Todo lo cual no le cualifica para entrar en un área que reconoce le es bastante ajena: "La música clásica es un montón de canciones encadenadas o una canción recurrente". McCartney, que en varias ocasiones ha declarado su admiración por el Concierto de Aranjuez y otros clásicos populares, carece de los conocimientos y la disciplina necesarios para desarrollar con coherencia una obra de 75 minutos como Standing stone.

Cierto que lo más indigesto fue la primera parte del programa, integrada por cuatro obras breves: Stately horn, Inebriation, A leaf y Spiral.
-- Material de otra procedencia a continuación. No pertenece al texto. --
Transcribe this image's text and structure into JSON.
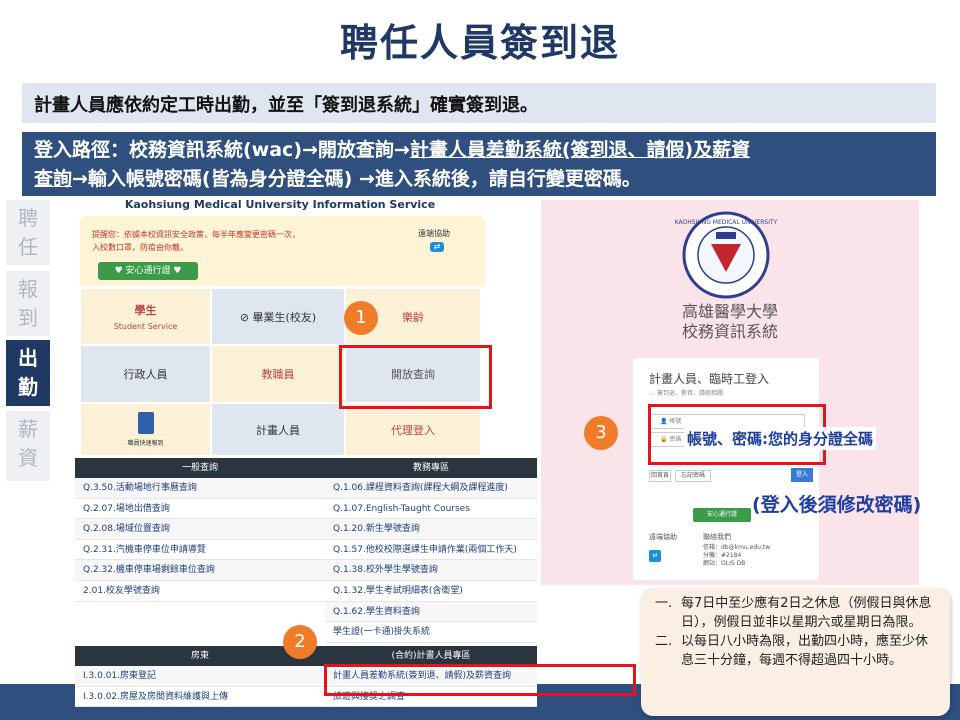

No pudieron salvar su pobreza de construcción ni esas brillantes agrupaciones que dirigen Michael Thompson y Adolf Brodsky. Por el contrario, Standing stone tiene un indudable encanto kitsch. Las 19 secciones de este poema sinfónico oscilan entre la música de películas de piratas y los ecos celtas, los fragmentos descriptivos y esas muestras de ingenua belleza que son la marca de la casa. Todo vertebrado por un argumento que McCartney desarrolla en verso -aparentemente, le impulsó su reencuentro con Allen Ginsberg en una colaboración de 1966- donde se divaga sobre los orígenes de la vida y la importancia de los lazos de familia y amistad.

Dado que el imponente coro de la Orquesta Sinfónica de Londres no pronuncia palabras inteligibles en Standing stone, cabe agradecer la voluntad comunicativa de sir Paul, que incluye en el librito del compacto ese poema más fotos de su mujer y su hija, aparte de algunos óleos propios; los McCartney pueden ser rurales, pero no renuncian a la cultura.

Los caprichos sinfónicos del autor de Yesterday son entretenimientos finalmente inofensivos. Con una virtud: en cuanto se publican, entran en el número uno de las listas de ventas de música clásica, relegando a los discos de Los Tres Tenores y montajes similares, que sí resultan ofensivos y no tienen la disculpa de la pureza de intenciones de McCartney o su radiante inocencia creativa.